1,6 milhão de crianças foram registradas sem identificação paterna no Brasil em 10 anos

 

 

O Dia dos Pais, celebrado neste domingo (9), representa um momento de comemoração para muitas famílias, mas também evidencia uma realidade enfrentada por milhares de crianças brasileiras: a ausência da identificação paterna no registro civil.

Entre 31 de julho de 2016 e 31 de julho de 2026, um total de 1.666.882 crianças foi registrado somente com o nome da mãe, segundo dados da Associação Nacional dos Registradores de Pessoas Naturais (Arpen-Brasil).
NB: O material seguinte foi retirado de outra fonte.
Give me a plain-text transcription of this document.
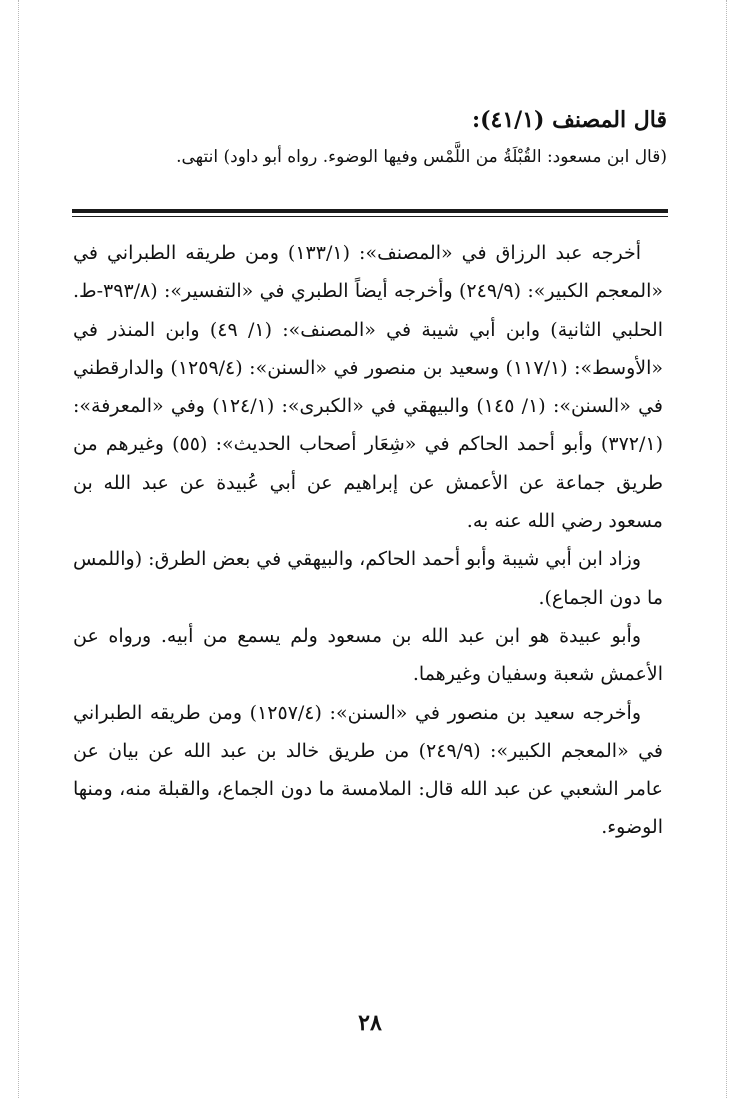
قال المصنف (٤١/١):
(قال ابن مسعود: القُبْلَةُ من اللَّمْس وفيها الوضوء. رواه أبو داود) انتهى.

أخرجه عبد الرزاق في «المصنف»: (١٣٣/١) ومن طريقه الطبراني في «المعجم الكبير»: (٢٤٩/٩) وأخرجه أيضاً الطبري في «التفسير»: (٣٩٣/٨-ط. الحلبي الثانية) وابن أبي شيبة في «المصنف»: (١/ ٤٩) وابن المنذر في «الأوسط»: (١١٧/١) وسعيد بن منصور في «السنن»: (١٢٥٩/٤) والدارقطني في «السنن»: (١/ ١٤٥) والبيهقي في «الكبرى»: (١٢٤/١) وفي «المعرفة»: (٣٧٢/١) وأبو أحمد الحاكم في «شِعَار أصحاب الحديث»: (٥٥) وغيرهم من طريق جماعة عن الأعمش عن إبراهيم عن أبي عُبيدة عن عبد الله بن مسعود رضي الله عنه به.

وزاد ابن أبي شيبة وأبو أحمد الحاكم، والبيهقي في بعض الطرق: (واللمس ما دون الجماع).

وأبو عبيدة هو ابن عبد الله بن مسعود ولم يسمع من أبيه. ورواه عن الأعمش شعبة وسفيان وغيرهما.

وأخرجه سعيد بن منصور في «السنن»: (١٢٥٧/٤) ومن طريقه الطبراني في «المعجم الكبير»: (٢٤٩/٩) من طريق خالد بن عبد الله عن بيان عن عامر الشعبي عن عبد الله قال: الملامسة ما دون الجماع، والقبلة منه، ومنها الوضوء.

٢٨
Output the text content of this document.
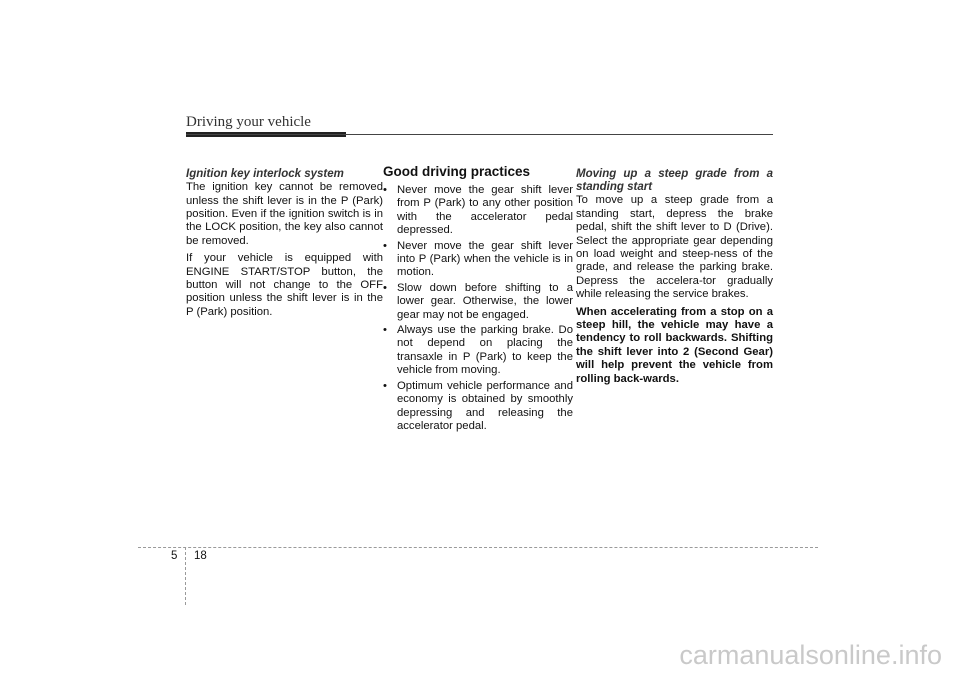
Driving your vehicle

Ignition key interlock system

The ignition key cannot be removed unless the shift lever is in the P (Park) position. Even if the ignition switch is in the LOCK position, the key also cannot be removed.

If your vehicle is equipped with ENGINE START/STOP button, the button will not change to the OFF position unless the shift lever is in the P (Park) position.

Good driving practices

• Never move the gear shift lever from P (Park) to any other position with the accelerator pedal depressed.
• Never move the gear shift lever into P (Park) when the vehicle is in motion.
• Slow down before shifting to a lower gear. Otherwise, the lower gear may not be engaged.
• Always use the parking brake. Do not depend on placing the transaxle in P (Park) to keep the vehicle from moving.
• Optimum vehicle performance and economy is obtained by smoothly depressing and releasing the accelerator pedal.

Moving up a steep grade from a standing start

To move up a steep grade from a standing start, depress the brake pedal, shift the shift lever to D (Drive). Select the appropriate gear depending on load weight and steep-ness of the grade, and release the parking brake. Depress the accelera-tor gradually while releasing the service brakes.

When accelerating from a stop on a steep hill, the vehicle may have a tendency to roll backwards. Shifting the shift lever into 2 (Second Gear) will help prevent the vehicle from rolling back-wards.

5 18
carmanualsonline.info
As informações estão disponíveis no Portal da Transparência da entidade, no painel denominado “Pais ausentes”.

Média supera 175 mil registros por ano

O levantamento mostra que a quantidade de crianças registradas sem o nome do pai permanece elevada nos últimos anos.

Somente entre 2021 e 2025, foram contabilizados:

* 2021: 175.005 registros;
* 2022: 176.475;
* 2023: 184.071;
* 2024: 170.100;
* 2025: 174.122.

Com esses números, a média anual do período ficou em aproximadamente 175 mil crianças registradas sem a identificação paterna.

Em 2026, o cenário continua. Até 28 de julho, outras 102.986 crianças já haviam sido registradas apenas com o nome da mãe.

Reconhecimento voluntário de paternidade cresce

Ao mesmo tempo em que milhares de crianças permanecem sem o registro paterno, os Cartórios de Registro Civil registram um movimento crescente de homens que procuram espontaneamente oficializar a paternidade.

Segundo a Arpen-Brasil, o número de reconhecimentos voluntários vem aumentando nos últimos anos e pode levar 2026 a estabelecer um novo recorde nacional.

A entidade estima cerca de 48 mil reconhecimentos espontâneos de paternidade neste ano. Se a projeção se confirmar, o resultado ficará quase 30% acima do recorde registrado em 2025 e será praticamente o dobro do volume contabilizado em 2021.

Entre 2021 e julho de 2026, 193.339 brasileiros tiveram a paternidade oficialmente reconhecida nos Cartórios de Registro Civil.

O número anual passou de 24.667 reconhecimentos em 2021 para 36.835 em 2025. No período, foram registrados ainda:

* 2022: 32.647 reconhecimentos;
* 2023: 25.329;
* 2024: 35.495;
* 2025: 36.835.

Somente nos primeiros meses de 2026, até 28 de julho, foram realizados 28.364 reconhecimentos voluntários.

Mantido o ritmo observado até julho, a Arpen-Brasil projeta que o número deste ano ultrapasse o recorde registrado em 2025.

Procedimento pode ser iniciado pela internet

Para facilitar o processo, os Cartórios de Registro Civil passaram a disponibilizar, em 2026, uma plataforma eletrônica que permite iniciar pela internet o procedimento de reconhecimento voluntário de paternidade.

A ferramenta também possibilita que a mãe indique eletronicamente o suposto pai quando a criança tiver sido registrada somente com a maternidade estabelecida.

Nessas situações, o cartório encaminha o procedimento para as medidas previstas na legislação, garantindo os direitos e as garantias jurídicas das pessoas envolvidas.

“Facilitar o reconhecimento de paternidade é facilitar o acesso de milhares de brasileiros à própria identidade. Quanto mais simples for o acesso ao procedimento, maiores serão as oportunidades para que pais regularizem espontaneamente a filiação de seus filhos e garantam a eles todos os direitos decorrentes desse vínculo”, afirma o presidente da Arpen-Brasil, Devanir Garcia.

Reconhecimento é gratuito

O reconhecimento voluntário de paternidade não tem custo e pode ser realizado em qualquer Cartório de Registro Civil do país, independentemente da unidade onde o nascimento da criança foi registrado.

O procedimento possui os mesmos efeitos jurídicos do reconhecimento feito no momento do registro de nascimento.

Quando o filho tem menos de 18 anos, é necessária a concordância da mãe. Já nos casos em que a pessoa reconhecida é maior de idade, o consentimento deve ser dado pelo próprio filho.

A possibilidade de iniciar o procedimento de forma eletrônica busca ampliar o acesso ao reconhecimento da filiação e facilitar a regularização da documentação de crianças e adultos que ainda não possuem a paternidade estabelecida oficialmente.